Well, I did some reading up on it, and learned it was opium mixed with alcohol as a tincture. That explained why it was so addictive. It was discovered by a Swiss alchemist named Phillip von Hohenheim, who took on the name Paracelsus after a First Century Roman physician. “Paracelsus” sang the praises of this new drug, which he named laudanum because he was singing its praises.
To be sure, it was effective as a painkiller. To this day, people are given opiates to dull their pain. I was prescribed hydrocodone with acetaminophen when I had my periodontal work done. Turns out I didn’t need it, but I had the prescription filled because, as a friend of mine in the inventory business used to say, “I’d rather have it and not need it than need it and not have it.” Morphine is regularly prescribed for people suffering with cancer, particularly in the end stages where the pain can be excruciating. We used to be able to buy cough syrup with codeine over the counter in the Sixties.

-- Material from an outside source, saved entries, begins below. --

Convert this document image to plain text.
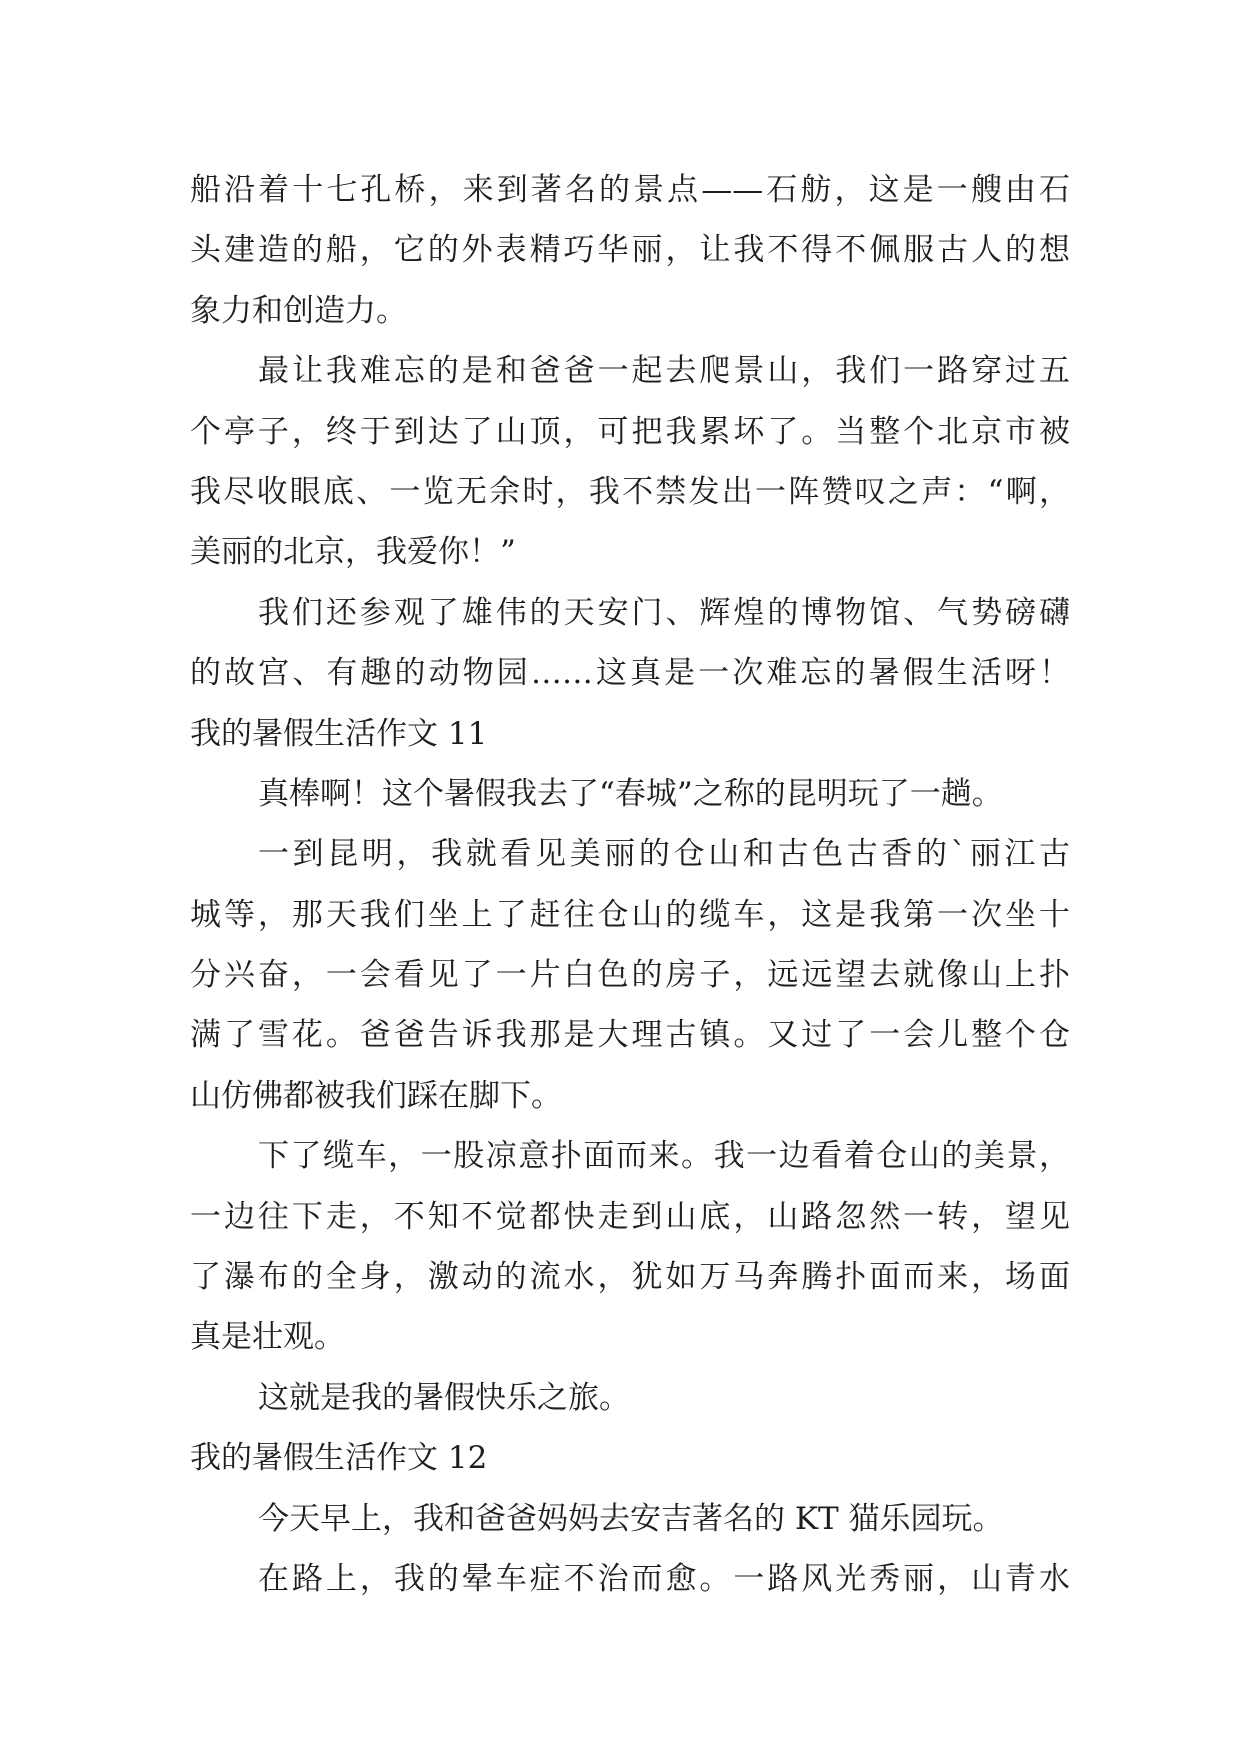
船沿着十七孔桥，来到著名的景点——石舫，这是一艘由石
头建造的船，它的外表精巧华丽，让我不得不佩服古人的想
象力和创造力。
最让我难忘的是和爸爸一起去爬景山，我们一路穿过五
个亭子，终于到达了山顶，可把我累坏了。当整个北京市被
我尽收眼底、一览无余时，我不禁发出一阵赞叹之声：“啊，
美丽的北京，我爱你！”
我们还参观了雄伟的天安门、辉煌的博物馆、气势磅礴
的故宫、有趣的动物园……这真是一次难忘的暑假生活呀！
我的暑假生活作文 11
真棒啊！这个暑假我去了“春城”之称的昆明玩了一趟。
一到昆明，我就看见美丽的仓山和古色古香的`丽江古
城等，那天我们坐上了赶往仓山的缆车，这是我第一次坐十
分兴奋，一会看见了一片白色的房子，远远望去就像山上扑
满了雪花。爸爸告诉我那是大理古镇。又过了一会儿整个仓
山仿佛都被我们踩在脚下。
下了缆车，一股凉意扑面而来。我一边看着仓山的美景，
一边往下走，不知不觉都快走到山底，山路忽然一转，望见
了瀑布的全身，激动的流水，犹如万马奔腾扑面而来，场面
真是壮观。
这就是我的暑假快乐之旅。
我的暑假生活作文 12
今天早上，我和爸爸妈妈去安吉著名的 KT 猫乐园玩。
在路上，我的晕车症不治而愈。一路风光秀丽，山青水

Likewise, laudanum was used for almost every ache and pain during Victorian times. It was effective for dealing with menstrual cramps, colds, even yellow fever. It was effective against diarrhea because, like every opiate, it caused constipation. It was marketed freely in both England and the United States under such names as Godfrey’s Cocktail and Bailey’s Quieting Syrup.
It’s now a Class 2 drug, still available but by prescription only. Making opiates prescription drugs hasn’t prevented people from abusing them. In fact, the problem has only gotten worse.